There are two methods taxpayers can use to compute and claim the available credit.

These are the “regular” credit and the “Alternative Simplified Credit” (or ASC). The regular credit was originally the only one available to taxpayers. Congress later added the ASC to make the credit calculation less burdensome.

However, IRS rules provided that only the regular credit could be used on an amended return filed to claim the credit.

Recent Development

The IRS recently announced it had received numerous requests to amend its regulations, and allow taxpayers to make an ASC election on an amended return. The requests explained that the burden of substantiating expenditures and costs for the base period under the regular credit approach were costly, time-consuming, and difficult. The requests also suggested that taxpayers often needed additional time to determine whether to claim the regular credit or the ASC.

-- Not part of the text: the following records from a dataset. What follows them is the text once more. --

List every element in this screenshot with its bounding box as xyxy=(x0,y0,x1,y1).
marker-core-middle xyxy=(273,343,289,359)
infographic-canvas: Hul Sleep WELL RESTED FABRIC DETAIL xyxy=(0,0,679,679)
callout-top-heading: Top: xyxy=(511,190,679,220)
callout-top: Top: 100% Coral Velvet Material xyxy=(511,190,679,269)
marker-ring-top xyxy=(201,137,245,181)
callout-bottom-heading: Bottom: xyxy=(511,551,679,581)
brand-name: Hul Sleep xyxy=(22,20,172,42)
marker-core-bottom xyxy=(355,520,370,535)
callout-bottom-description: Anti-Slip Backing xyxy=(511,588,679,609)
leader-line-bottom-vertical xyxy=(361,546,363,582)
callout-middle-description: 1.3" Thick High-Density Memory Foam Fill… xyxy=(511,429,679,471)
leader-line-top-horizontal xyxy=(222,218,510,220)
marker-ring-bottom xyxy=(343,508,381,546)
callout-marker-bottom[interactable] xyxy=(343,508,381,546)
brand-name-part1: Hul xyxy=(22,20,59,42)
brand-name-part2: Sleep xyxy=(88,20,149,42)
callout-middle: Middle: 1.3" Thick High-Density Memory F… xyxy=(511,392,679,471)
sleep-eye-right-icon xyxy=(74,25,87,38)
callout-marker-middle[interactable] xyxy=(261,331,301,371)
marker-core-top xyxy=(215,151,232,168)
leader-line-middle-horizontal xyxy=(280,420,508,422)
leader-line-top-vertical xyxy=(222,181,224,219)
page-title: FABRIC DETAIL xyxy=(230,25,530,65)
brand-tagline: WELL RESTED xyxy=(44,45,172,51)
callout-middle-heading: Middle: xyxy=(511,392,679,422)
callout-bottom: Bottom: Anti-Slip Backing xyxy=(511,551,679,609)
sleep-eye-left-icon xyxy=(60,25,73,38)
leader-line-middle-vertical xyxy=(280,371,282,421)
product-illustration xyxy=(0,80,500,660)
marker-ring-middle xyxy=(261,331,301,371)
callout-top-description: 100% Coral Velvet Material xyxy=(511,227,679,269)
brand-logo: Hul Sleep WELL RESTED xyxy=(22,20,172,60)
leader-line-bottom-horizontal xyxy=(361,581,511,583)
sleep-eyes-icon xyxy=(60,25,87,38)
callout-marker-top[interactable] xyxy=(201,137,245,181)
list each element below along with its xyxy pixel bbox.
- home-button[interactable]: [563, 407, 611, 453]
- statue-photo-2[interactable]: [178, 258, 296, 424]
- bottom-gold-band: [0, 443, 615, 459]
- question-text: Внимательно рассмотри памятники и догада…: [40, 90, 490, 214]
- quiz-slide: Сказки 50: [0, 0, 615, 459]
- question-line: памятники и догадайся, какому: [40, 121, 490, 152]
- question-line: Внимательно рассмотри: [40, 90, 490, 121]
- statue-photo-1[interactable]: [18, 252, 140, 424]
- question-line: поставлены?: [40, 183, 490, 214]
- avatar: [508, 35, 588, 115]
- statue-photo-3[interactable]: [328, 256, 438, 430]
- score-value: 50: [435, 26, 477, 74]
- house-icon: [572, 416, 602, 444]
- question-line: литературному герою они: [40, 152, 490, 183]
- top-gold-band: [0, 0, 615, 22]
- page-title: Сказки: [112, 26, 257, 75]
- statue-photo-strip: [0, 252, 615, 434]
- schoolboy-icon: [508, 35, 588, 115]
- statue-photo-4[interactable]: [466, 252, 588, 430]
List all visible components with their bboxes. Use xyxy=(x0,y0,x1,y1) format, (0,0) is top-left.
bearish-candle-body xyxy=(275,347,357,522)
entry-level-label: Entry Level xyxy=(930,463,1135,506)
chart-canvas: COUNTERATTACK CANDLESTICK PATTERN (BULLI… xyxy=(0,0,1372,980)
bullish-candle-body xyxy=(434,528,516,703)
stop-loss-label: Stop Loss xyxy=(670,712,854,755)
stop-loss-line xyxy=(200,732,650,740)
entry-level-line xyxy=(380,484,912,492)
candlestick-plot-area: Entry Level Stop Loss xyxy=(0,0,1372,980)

In TD 9666, the IRS responded to these requests by changing the applicable regulations. The IRS removed the rule that prohibited a taxpayer from making an ASC election for a tax year on an amended return. In its place, the regulations now provide a rule that allows a taxpayer to make an ASC election for a tax year on an amended return. 


There are certain restrictions placed on this new taxpayer option that should be reviewed prior to any filing. In changing the rules, the IRS also noted that taxpayers must still maintain sufficient books and records to substantiate the credit on any amended return.

In general, however, the new rule will make it far easier for companies to file amended returns to claim the tax credit. This could be especially beneficial to smaller companies, which may find the requirements of the regular credit calculation too onerous. As suggested by its name, the requirements of the ASC method are less complex than the regular method, which had been the only approach available for an amended return. 

 Legislative Origins

Interestingly, this IRS change was also advocated in legislation introduced by U.S. Senator Chris Coons (D-Del.) and U.S. Senator Pat Roberts (R-Kan.) These Senators included this change in the bipartisan “Innovators Job Creation Act”, which was introduced earlier this year.

“I am glad the IRS agrees with me that small businesses, the most dynamic part of our economy, should be able to take fuller advantage of the Research and Development Tax Credit,” commented Senator Roberts. “The sensible change in the IRS’ regulations – a change I have long pushed for – will provide funds to allow innovative small business owners to create new jobs, expand businesses and keep businesses growing.”

Senator Coons added that “Research and development are the lifeblood of innovation, and many of today’s most successful innovations are coming from the small business world. Our tax code should encourage job-creating R&D, but until now, IRS regulations prevented many small companies from claiming the most user-friendly version of the R&D tax credit. This simple change will help thousands of small manufacturers access the capital they need to invest in innovation, grow their businesses, and create good jobs. I’m grateful to Senator Roberts for his partnership on the Innovators Job Creation Act, and look forward to working with him to enact the other important provisions of this bill.”